Console and Mobile Gaming
I was supposed to post this earlier, so this is pretty much old news by now, but if you had heard it-Hideo Kojima (famously known for his work in Metal Gear series) just left Konami and they had also announced that they were going to cancel production on the upcoming Silent Hill game on the PS4, which was originally planned to be a joint-project with both Konami and Kojima (detailed summary in the above video). A lot of people are extremely disappointed, considering the potential this game had, but some people think it’s a sound business decision from Konami-as they had already earned a profitable revenue from mobile gaming and pachinko, and they are not about to risk years and millions of money into producing an AAA game.
The interesting thing about this is that if you were to think back to several years ago, one wouldn’t be able to imagine mobile gaming would get as huge as they are now. They are just a minor thing used to kill time in between “downtime” of an extremely busy day, but the market for mobile gaming had been growing stronger and stronger. It at first, started with some obscure mobile apps, but now, even established video game studios like Square-Enix, Konami and Sega had entered the mobile gaming scene. One of the reason why mobile gaming had grown so much is of convenience: for both the creator and consumer. Producing these small, minor games on smartphones is definitely more easier than AAA console titles. Just in case, the released product doesn’t sell very well, they also risk less since production isn’t costly. In contrast, producing an AAA title nowadays require years of production, and millions of dollars to invest, it’s a very risky gamble.
On the consumer side, there is a growing market need for mobile gaming, especially for busy people who frequently commute to work, school or who is generally on-the-go. I think it at first, is just a secondary necessity, but it grew and grew as more people needed these mobile games. As they barely have time to play games on their home consoles, these quick, brief entertainment on their smartphones or tablets is the perfect way to kill time in train, or bus-they don’t need to worry about finding the next save point or skipping a lengthy cutscene. It also helps that phones are the one device that they will ALWAYS bring with them, and are definitely less bulkier than say-a foldable double screen 3DS, or a Vita wider than a PS controller.
As someone who grow up with a traditional gaming mindset, I will be lying if I say I’m not worried. The only mobile game I had on my phone is LLSIF, I had other mobile games before which I just lost interest in as time goes on. I had Summoner’s War, which I only barely just completed the tutorials, and I never play games like Clash of Clans, Bravely Frontier and Candy Crush. Despite everyone around me playing them, I just don’t feel attached to any of them, not even as simple “time-killers”, and I would rather kill time some other way. There’s also the fact that these games mostly require internet connection, and it’s not like I have them whenever I go.
I understand the need for mobile gaming, but if it overwhelm the presence of AAA titles, that will be disappointing. Ideally for me, it will be perfect if there’s a balance of both AAA and mobile gaming titles, appealing to both casual and traditional gamers, but studios seem to be more reliant on mobile gaming nowadays.

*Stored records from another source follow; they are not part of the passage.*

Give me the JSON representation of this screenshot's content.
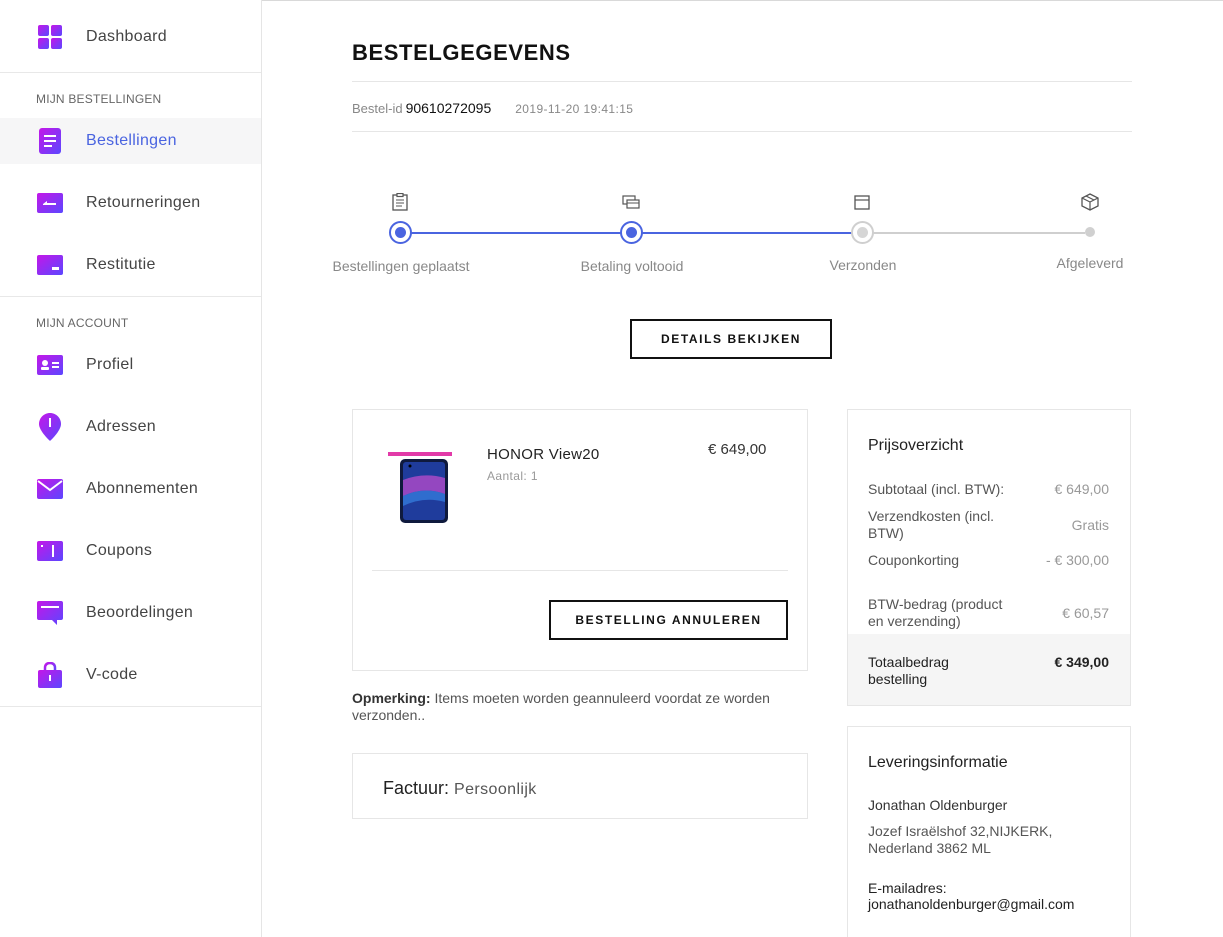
{
  "sidebar": {
    "dashboard": "Dashboard",
    "section_orders": "MIJN BESTELLINGEN",
    "section_account": "MIJN ACCOUNT",
    "items": [
      {
        "label": "Bestellingen",
        "icon": "orders-icon"
      },
      {
        "label": "Retourneringen",
        "icon": "returns-icon"
      },
      {
        "label": "Restitutie",
        "icon": "refund-icon"
      },
      {
        "label": "Profiel",
        "icon": "profile-card-icon"
      },
      {
        "label": "Adressen",
        "icon": "location-pin-icon"
      },
      {
        "label": "Abonnementen",
        "icon": "mail-icon"
      },
      {
        "label": "Coupons",
        "icon": "coupon-icon"
      },
      {
        "label": "Beoordelingen",
        "icon": "review-icon"
      },
      {
        "label": "V-code",
        "icon": "lock-bag-icon"
      }
    ],
    "active": "Bestellingen"
  },
  "order": {
    "title": "BESTELGEGEVENS",
    "id_label": "Bestel-id",
    "id": "90610272095",
    "datetime": "2019-11-20 19:41:15"
  },
  "progress": {
    "steps": [
      {
        "label": "Bestellingen geplaatst",
        "icon": "clipboard-icon",
        "done": true
      },
      {
        "label": "Betaling voltooid",
        "icon": "payment-card-icon",
        "done": true
      },
      {
        "label": "Verzonden",
        "icon": "box-icon",
        "done": false
      },
      {
        "label": "Afgeleverd",
        "icon": "package-icon",
        "done": false
      }
    ]
  },
  "buttons": {
    "details": "DETAILS BEKIJKEN",
    "cancel": "BESTELLING ANNULEREN"
  },
  "product": {
    "name": "HONOR View20",
    "qty": "Aantal: 1",
    "price": "€ 649,00"
  },
  "note": {
    "label": "Opmerking:",
    "text": "Items moeten worden geannuleerd voordat ze worden verzonden.."
  },
  "invoice": {
    "label": "Factuur:",
    "value": "Persoonlijk"
  },
  "price_overview": {
    "title": "Prijsoverzicht",
    "rows": [
      {
        "label": "Subtotaal (incl. BTW):",
        "value": "€ 649,00"
      },
      {
        "label": "Verzendkosten (incl. BTW)",
        "value": "Gratis"
      },
      {
        "label": "Couponkorting",
        "value": "- € 300,00"
      },
      {
        "label": "BTW-bedrag (product en verzending)",
        "value": "€ 60,57"
      }
    ],
    "total_label": "Totaalbedrag bestelling",
    "total_value": "€ 349,00"
  },
  "delivery": {
    "title": "Leveringsinformatie",
    "name": "Jonathan Oldenburger",
    "address": "Jozef Israëlshof 32,NIJKERK, Nederland 3862 ML",
    "email_label": "E-mailadres:",
    "email": "jonathanoldenburger@gmail.com"
  },
  "colors": {
    "accent_blue": "#4a64e0",
    "icon_gradient_start": "#a020f0",
    "icon_gradient_end": "#5a4bff"
  }
}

Then again, it’s not like it effects me that heavily at this stage so maybe I’m just being paranoid-but the changes in gaming trend had effected me enough to take notice, at least, enough for me to want to mention it in some form. What will happen if in the future, the only titles available on sale are these mobile gaming titles? That would really be sad and I’m not sure where a traditional gamer like me would fit in.
What do you think of mobile gaming?
Note: Portable gaming consoles like 3DS and Vita take a backseat in this discussion. Those are a little tricky since they have both major AAA games and smartphone-esque quick-burst entertainment games.